Vor zwei Jahren begann der landesweite Generalstreik, bei dem indigene und zivilgesellschaftliche Organisationen für den Amtsantritt von Bernardo Arévalo auf die Straße gingen. Hat sich der Widerstand gelohnt?

Vor zwei Jahren hatten wir die Situation, dass der Staat faktisch von kriminellen Netzwerken übernommen war. Jetzt unter der Regierung Arévalo sind es noch die Justiz und das Parlament. Diese beiden Instanzen lassen Arévalo nicht regieren. Nahezu täglich bestellt der Kongress, von den korrupten Parteien kontrolliert, die Minister von Arévalo ein, lässt sie Bericht erstatten, raubt ihnen Zeit und lässt sie nicht ihre Arbeit als Minister machen. Arévalo kämpft an drei Fronten – gegen die Justiz, die Staatsanwaltschaft und gegen die Mehrheit im Kongress, ein Monster mit drei Köpfen.

Kritik an Arévalo haben Sie keine?

Wir sehen das Problem, dass es noch wenig sichtbare Fortschritte gibt, und stellen uns diesbezüglich Fragen. Aber wir glauben weiterhin an das Wort des Präsidenten und stehen in diesem Sinne zur Regierung.

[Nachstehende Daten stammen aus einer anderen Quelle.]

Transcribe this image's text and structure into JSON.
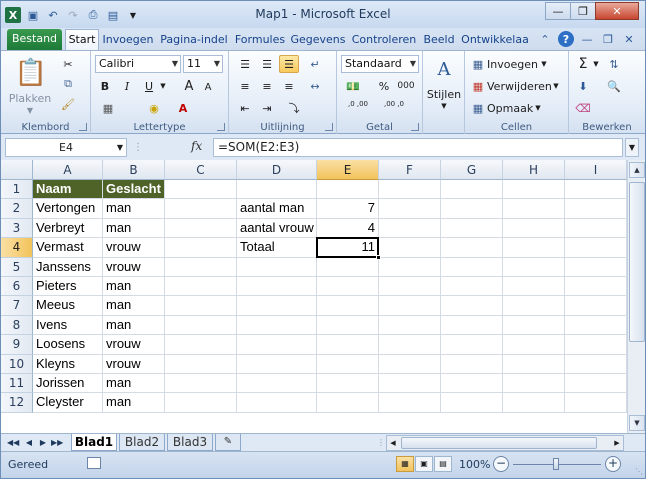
{
  "window": {
    "title": "Map1 - Microsoft Excel"
  },
  "qat": {
    "undo_icon": "undo-icon",
    "redo_icon": "redo-icon"
  },
  "tabs": [
    {
      "label": "Bestand"
    },
    {
      "label": "Start"
    },
    {
      "label": "Invoegen"
    },
    {
      "label": "Pagina-indel"
    },
    {
      "label": "Formules"
    },
    {
      "label": "Gegevens"
    },
    {
      "label": "Controleren"
    },
    {
      "label": "Beeld"
    },
    {
      "label": "Ontwikkelaa"
    }
  ],
  "ribbon": {
    "clipboard": {
      "paste_label": "Plakken",
      "group_label": "Klembord"
    },
    "font": {
      "family": "Calibri",
      "size": "11",
      "group_label": "Lettertype",
      "bold": "B",
      "italic": "I",
      "underline": "U",
      "grow": "A",
      "shrink": "A",
      "color": "A"
    },
    "alignment": {
      "group_label": "Uitlijning"
    },
    "number": {
      "format": "Standaard",
      "percent": "%",
      "thousands": "000",
      "inc_dec": ",0 ,00",
      "dec_dec": ",00 ,0",
      "group_label": "Getal"
    },
    "styles": {
      "label": "Stijlen"
    },
    "cells": {
      "insert": "Invoegen",
      "delete": "Verwijderen",
      "format": "Opmaak",
      "group_label": "Cellen"
    },
    "editing": {
      "group_label": "Bewerken"
    }
  },
  "formula_bar": {
    "name_box": "E4",
    "fx": "fx",
    "formula": "=SOM(E2:E3)"
  },
  "columns": [
    "A",
    "B",
    "C",
    "D",
    "E",
    "F",
    "G",
    "H",
    "I"
  ],
  "rows": [
    "1",
    "2",
    "3",
    "4",
    "5",
    "6",
    "7",
    "8",
    "9",
    "10",
    "11",
    "12"
  ],
  "cells": {
    "A1": "Naam",
    "B1": "Geslacht",
    "A2": "Vertongen",
    "B2": "man",
    "D2": "aantal man",
    "E2": "7",
    "A3": "Verbreyt",
    "B3": "man",
    "D3": "aantal vrouw",
    "E3": "4",
    "A4": "Vermast",
    "B4": "vrouw",
    "D4": "Totaal",
    "E4": "11",
    "A5": "Janssens",
    "B5": "vrouw",
    "A6": "Pieters",
    "B6": "man",
    "A7": "Meeus",
    "B7": "man",
    "A8": "Ivens",
    "B8": "man",
    "A9": "Loosens",
    "B9": "vrouw",
    "A10": "Kleyns",
    "B10": "vrouw",
    "A11": "Jorissen",
    "B11": "man",
    "A12": "Cleyster",
    "B12": "man"
  },
  "sheets": [
    {
      "label": "Blad1"
    },
    {
      "label": "Blad2"
    },
    {
      "label": "Blad3"
    }
  ],
  "status": {
    "ready": "Gereed",
    "zoom": "100%",
    "minus": "−",
    "plus": "+"
  },
  "colors": {
    "header_fill": "#4f6228",
    "accent": "#1f7244"
  }
}
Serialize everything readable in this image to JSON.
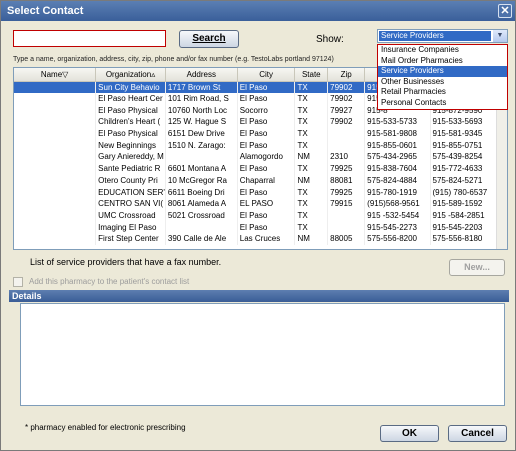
{
  "window": {
    "title": "Select Contact",
    "close_glyph": "✕"
  },
  "search": {
    "value": "",
    "button_label": "Search",
    "hint": "Type a name, organization, address, city, zip, phone and/or fax number (e.g. TestoLabs portland 97124)"
  },
  "show": {
    "label": "Show:",
    "selected": "Service Providers",
    "arrow_icon": "chevron-down-icon",
    "options": [
      "Insurance Companies",
      "Mail Order Pharmacies",
      "Service Providers",
      "Other Businesses",
      "Retail Pharmacies",
      "Personal Contacts"
    ]
  },
  "table": {
    "columns": [
      "Name",
      "Organization",
      "Address",
      "City",
      "State",
      "Zip",
      "Phone",
      "Fax"
    ],
    "sort_icons": {
      "Name": "▽",
      "Organization": "▵"
    },
    "rows": [
      [
        "",
        "Sun City Behavio",
        "1717 Brown St",
        "El Paso",
        "TX",
        "79902",
        "915-",
        ""
      ],
      [
        "",
        "El Paso Heart Cer",
        "101 Rim Road, S",
        "El Paso",
        "TX",
        "79902",
        "915-5",
        "915-542-1910"
      ],
      [
        "",
        "El Paso Physical",
        "10760 North Loc",
        "Socorro",
        "TX",
        "79927",
        "915-8",
        "915-872-9590"
      ],
      [
        "",
        "Children's Heart (",
        "125 W. Hague S",
        "El Paso",
        "TX",
        "79902",
        "915-533-5733",
        "915-533-5693"
      ],
      [
        "",
        "El Paso Physical",
        "6151 Dew Drive",
        "El Paso",
        "TX",
        "",
        "915-581-9808",
        "915-581-9345"
      ],
      [
        "",
        "New Beginnings",
        "1510 N. Zarago:",
        "El Paso",
        "TX",
        "",
        "915-855-0601",
        "915-855-0751"
      ],
      [
        "",
        "Gary Aniereddy, M",
        "",
        "Alamogordo",
        "NM",
        "2310",
        "575-434-2965",
        "575-439-8254"
      ],
      [
        "",
        "Sante Pediatric R",
        "6601 Montana A",
        "El Paso",
        "TX",
        "79925",
        "915-838-7604",
        "915-772-4633"
      ],
      [
        "",
        "Otero County Pri",
        "10 McGregor Ra",
        "Chaparral",
        "NM",
        "88081",
        "575-824-4884",
        "575-824-5271"
      ],
      [
        "",
        "EDUCATION SER'",
        "6611 Boeing Dri",
        "El Paso",
        "TX",
        "79925",
        "915-780-1919",
        "(915) 780-6537"
      ],
      [
        "",
        "CENTRO SAN VI(",
        "8061 Alameda A",
        "EL PASO",
        "TX",
        "79915",
        "(915)568-9561",
        "915-589-1592"
      ],
      [
        "",
        "UMC Crossroad",
        "5021 Crossroad",
        "El Paso",
        "TX",
        "",
        "915 -532-5454",
        "915 -584-2851"
      ],
      [
        "",
        "Imaging El Paso",
        "",
        "El Paso",
        "TX",
        "",
        "915-545-2273",
        "915-545-2203"
      ],
      [
        "",
        "First Step Center",
        "390 Calle de Ale",
        "Las Cruces",
        "NM",
        "88005",
        "575-556-8200",
        "575-556-8180"
      ]
    ]
  },
  "list_message": "List of service providers that have a fax number.",
  "new_button": "New...",
  "add_pharmacy_label": "Add this pharmacy to the patient's contact list",
  "details": {
    "header": "Details"
  },
  "footnote": "* pharmacy enabled for electronic prescribing",
  "buttons": {
    "ok": "OK",
    "cancel": "Cancel"
  }
}
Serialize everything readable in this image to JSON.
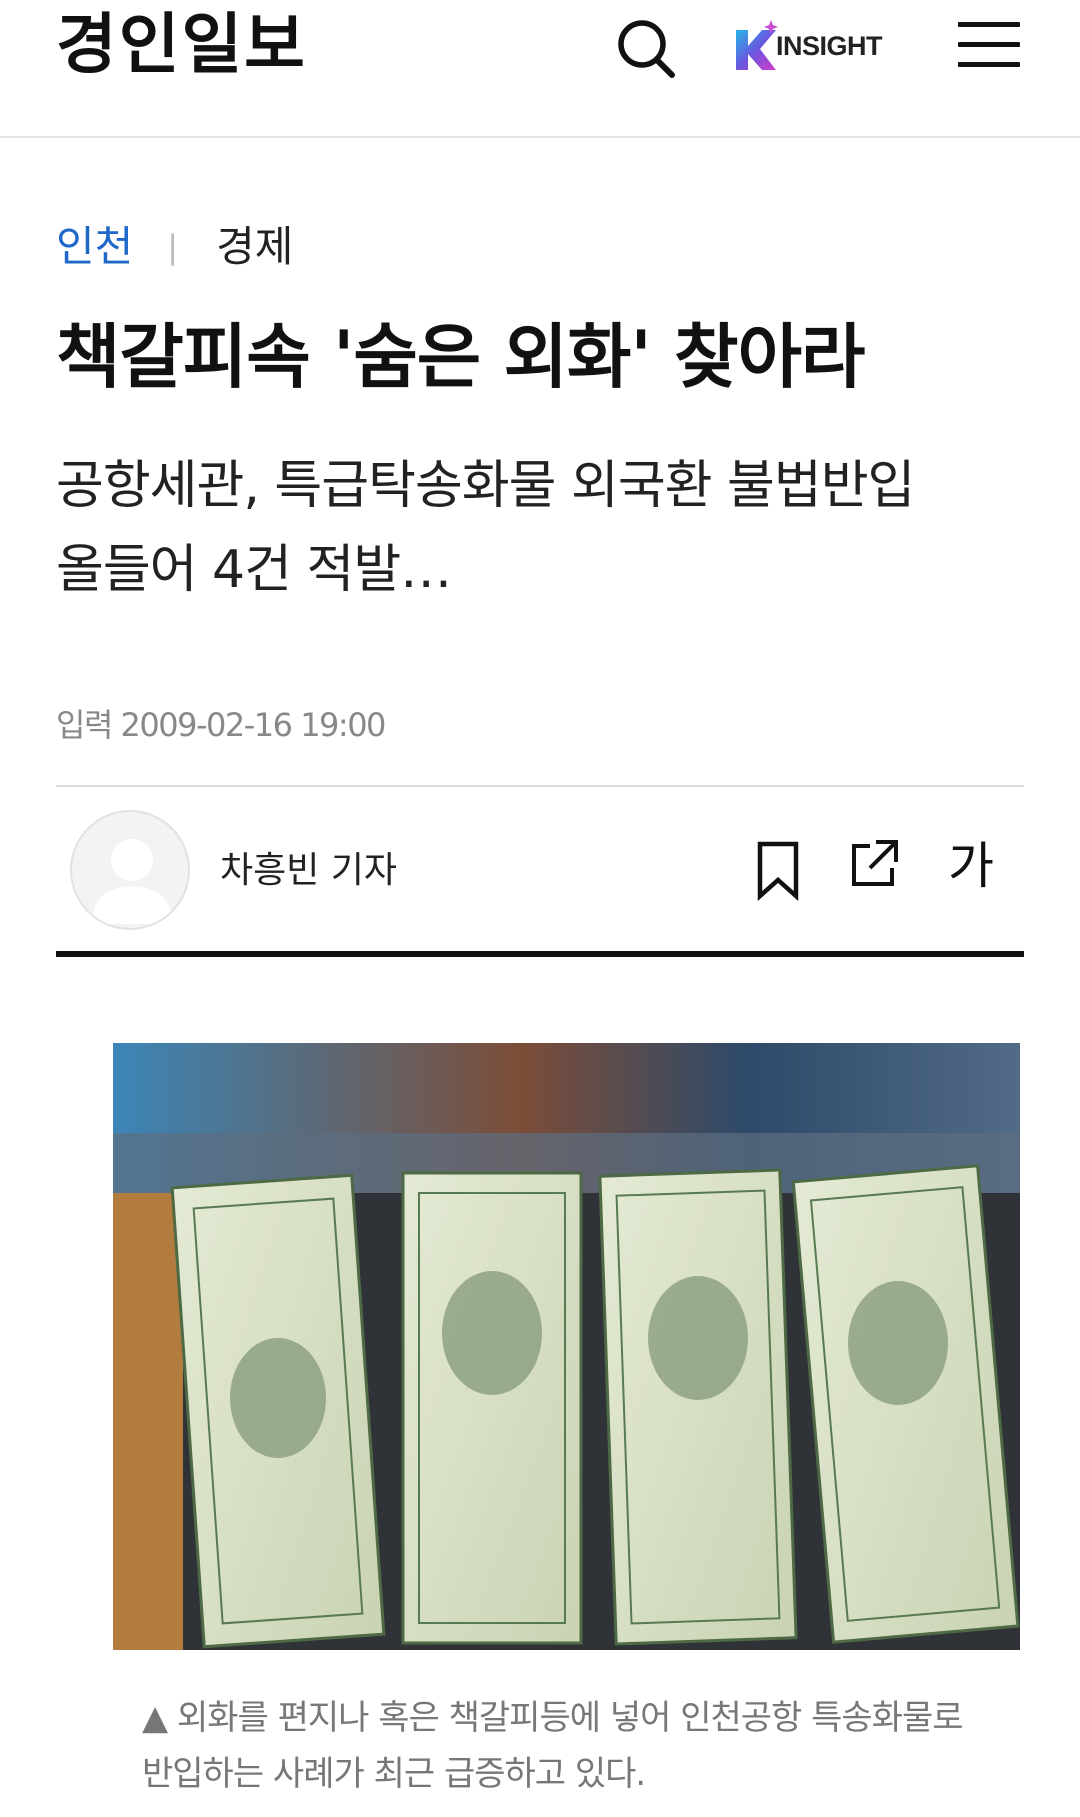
{
  "header": {
    "logo": "경인일보",
    "search_icon": "search-icon",
    "insight_label": "INSIGHT",
    "menu_icon": "hamburger-menu-icon"
  },
  "article": {
    "section": "인천",
    "separator": "|",
    "subsection": "경제",
    "headline": "책갈피속 '숨은 외화' 찾아라",
    "subtitle_line1": "공항세관, 특급탁송화물 외국환 불법반입",
    "subtitle_line2": "올들어 4건 적발…",
    "dateline": "입력 2009-02-16 19:00",
    "reporter": "차흥빈 기자",
    "font_size_label": "가",
    "caption_line1": "▲ 외화를 편지나 혹은 책갈피등에 넣어 인천공항 특송화물로",
    "caption_line2": "반입하는 사례가 최근 급증하고 있다."
  },
  "colors": {
    "section_accent": "#1f67c9",
    "text_primary": "#111111",
    "text_muted": "#888888",
    "divider": "#dcdcdc"
  },
  "icons": [
    "search-icon",
    "k-insight-logo",
    "hamburger-menu-icon",
    "avatar-placeholder-icon",
    "bookmark-icon",
    "share-icon"
  ]
}
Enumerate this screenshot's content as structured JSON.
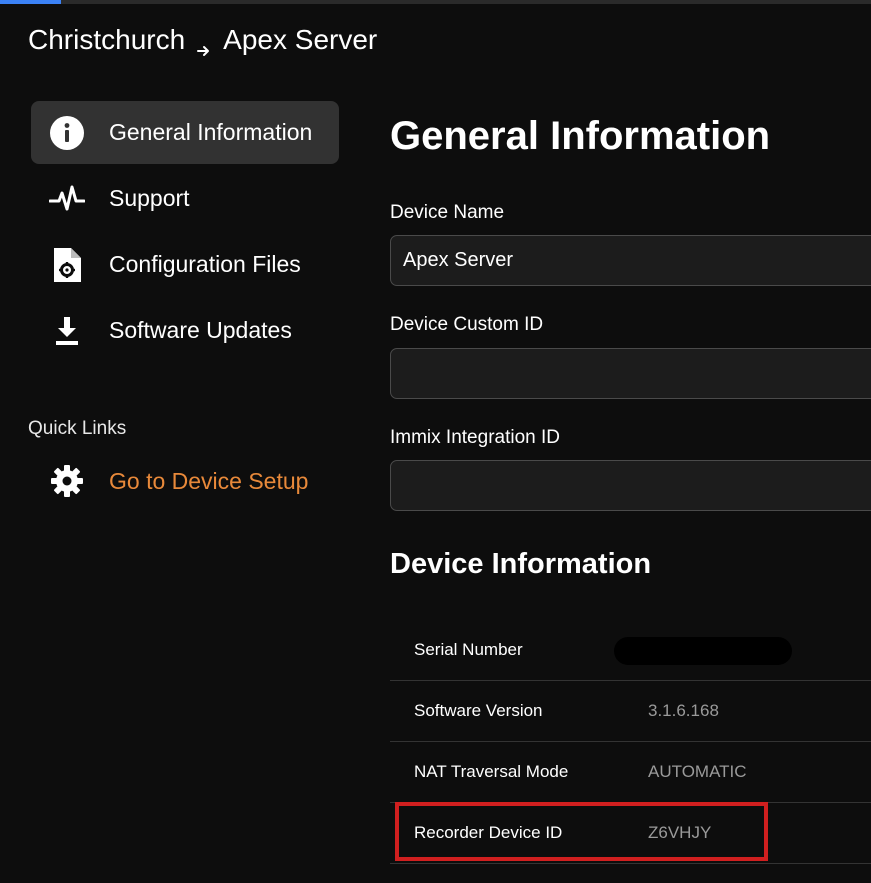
{
  "header": {
    "progress_fraction": 0.07,
    "breadcrumb": [
      "Christchurch",
      "Apex Server"
    ],
    "breadcrumb_separator_icon": "arrow-right-icon"
  },
  "sidebar": {
    "items": [
      {
        "label": "General Information",
        "icon": "info-circle-icon",
        "active": true
      },
      {
        "label": "Support",
        "icon": "pulse-icon",
        "active": false
      },
      {
        "label": "Configuration Files",
        "icon": "file-gear-icon",
        "active": false
      },
      {
        "label": "Software Updates",
        "icon": "download-icon",
        "active": false
      }
    ]
  },
  "quick_links": {
    "title": "Quick Links",
    "items": [
      {
        "label": "Go to Device Setup",
        "icon": "gear-icon",
        "color": "#e8893a"
      }
    ]
  },
  "main": {
    "title": "General Information",
    "fields": [
      {
        "label": "Device Name",
        "value": "Apex Server",
        "placeholder": ""
      },
      {
        "label": "Device Custom ID",
        "value": "",
        "placeholder": ""
      },
      {
        "label": "Immix Integration ID",
        "value": "",
        "placeholder": ""
      }
    ],
    "device_info": {
      "title": "Device Information",
      "rows": [
        {
          "key": "Serial Number",
          "value": "",
          "redacted": true
        },
        {
          "key": "Software Version",
          "value": "3.1.6.168"
        },
        {
          "key": "NAT Traversal Mode",
          "value": "AUTOMATIC"
        },
        {
          "key": "Recorder Device ID",
          "value": "Z6VHJY",
          "highlighted": true
        }
      ]
    }
  },
  "colors": {
    "background": "#0d0d0d",
    "active_nav": "#323232",
    "accent_link": "#e8893a",
    "highlight_border": "#d01f1f",
    "progress": "#3b82f6"
  }
}
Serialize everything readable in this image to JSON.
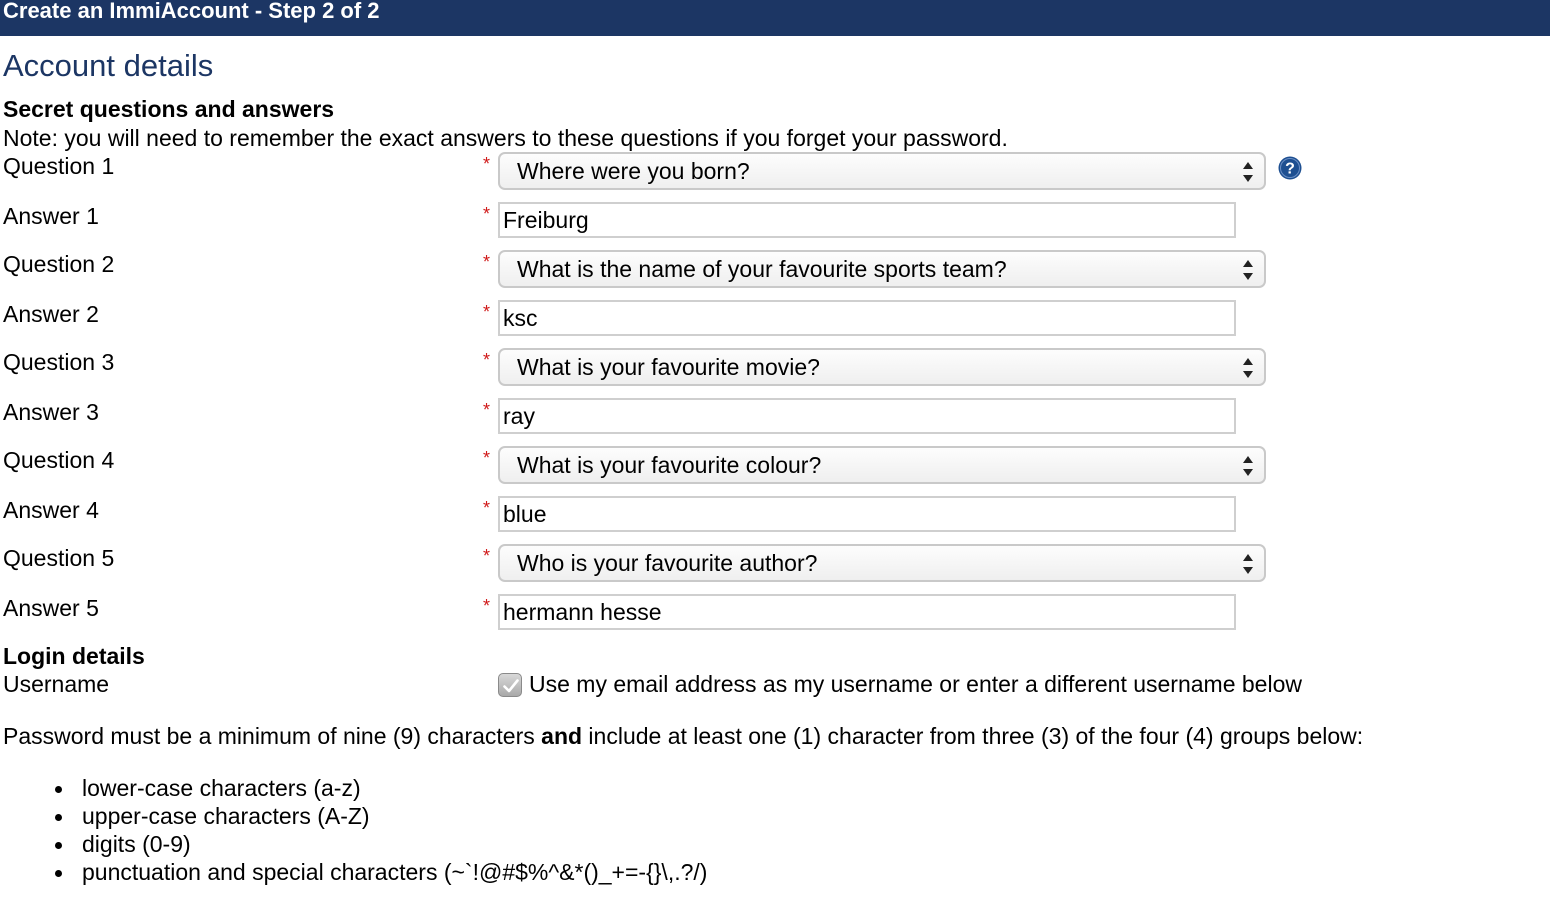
{
  "header": {
    "title": "Create an ImmiAccount - Step 2 of 2"
  },
  "main": {
    "section_title": "Account details",
    "secret_questions": {
      "heading": "Secret questions and answers",
      "note": "Note: you will need to remember the exact answers to these questions if you forget your password.",
      "required_marker": "*",
      "items": [
        {
          "question_label": "Question 1",
          "question_value": "Where were you born?",
          "answer_label": "Answer 1",
          "answer_value": "Freiburg"
        },
        {
          "question_label": "Question 2",
          "question_value": "What is the name of your favourite sports team?",
          "answer_label": "Answer 2",
          "answer_value": "ksc"
        },
        {
          "question_label": "Question 3",
          "question_value": "What is your favourite movie?",
          "answer_label": "Answer 3",
          "answer_value": "ray"
        },
        {
          "question_label": "Question 4",
          "question_value": "What is your favourite colour?",
          "answer_label": "Answer 4",
          "answer_value": "blue"
        },
        {
          "question_label": "Question 5",
          "question_value": "Who is your favourite author?",
          "answer_label": "Answer 5",
          "answer_value": "hermann hesse"
        }
      ]
    },
    "login": {
      "heading": "Login details",
      "username_label": "Username",
      "use_email_checked": true,
      "use_email_label": "Use my email address as my username or enter a different username below"
    },
    "password": {
      "rule_before": "Password must be a minimum of nine (9) characters ",
      "rule_bold": "and",
      "rule_after": " include at least one (1) character from three (3) of the four (4) groups below:",
      "groups": [
        "lower-case characters (a-z)",
        "upper-case characters (A-Z)",
        "digits (0-9)",
        "punctuation and special characters (~`!@#$%^&*()_+=-{}\\,.?/)"
      ]
    }
  },
  "icons": {
    "help": "question-circle-icon",
    "select_arrows": "up-down-arrows-icon",
    "checkmark": "checkmark-icon"
  },
  "colors": {
    "header_bg": "#1c3664",
    "heading_text": "#1c3664",
    "required": "#d01818",
    "help_icon": "#1d4f91"
  }
}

Auf einer Pressekonferenz zum zweiten Jahrestag der Volkserhebung von 2023 haben Sie ein Gesetz gefordert, das die öffentlichen Funktionsträger stärker kontrollieren soll. Wie soll dieses Gesetz aussehen?

Dieses Gesetz, das der Kongress beschließen müsste, sollte klare Strafen für den Missbrauch öffentlicher Gelder vorsehen. Jetzt bleiben Fälle von Korruption und Unterschlagung straffrei. Ein solches Gesetz müsste auch Mechanismen vorsehen, wie das Volk öffentliche Bedienstete direkt absetzen kann, wenn diese sich der Korruption und Unterschlagung schuldig machen.

Vor etwa zwei Monaten wurde Leocadio Juracán, eine der zentralen Führungspersönlichkeiten Ihrer Organisation, verhaftet, kam aber nach gut einer Woche wieder frei. Was war passiert?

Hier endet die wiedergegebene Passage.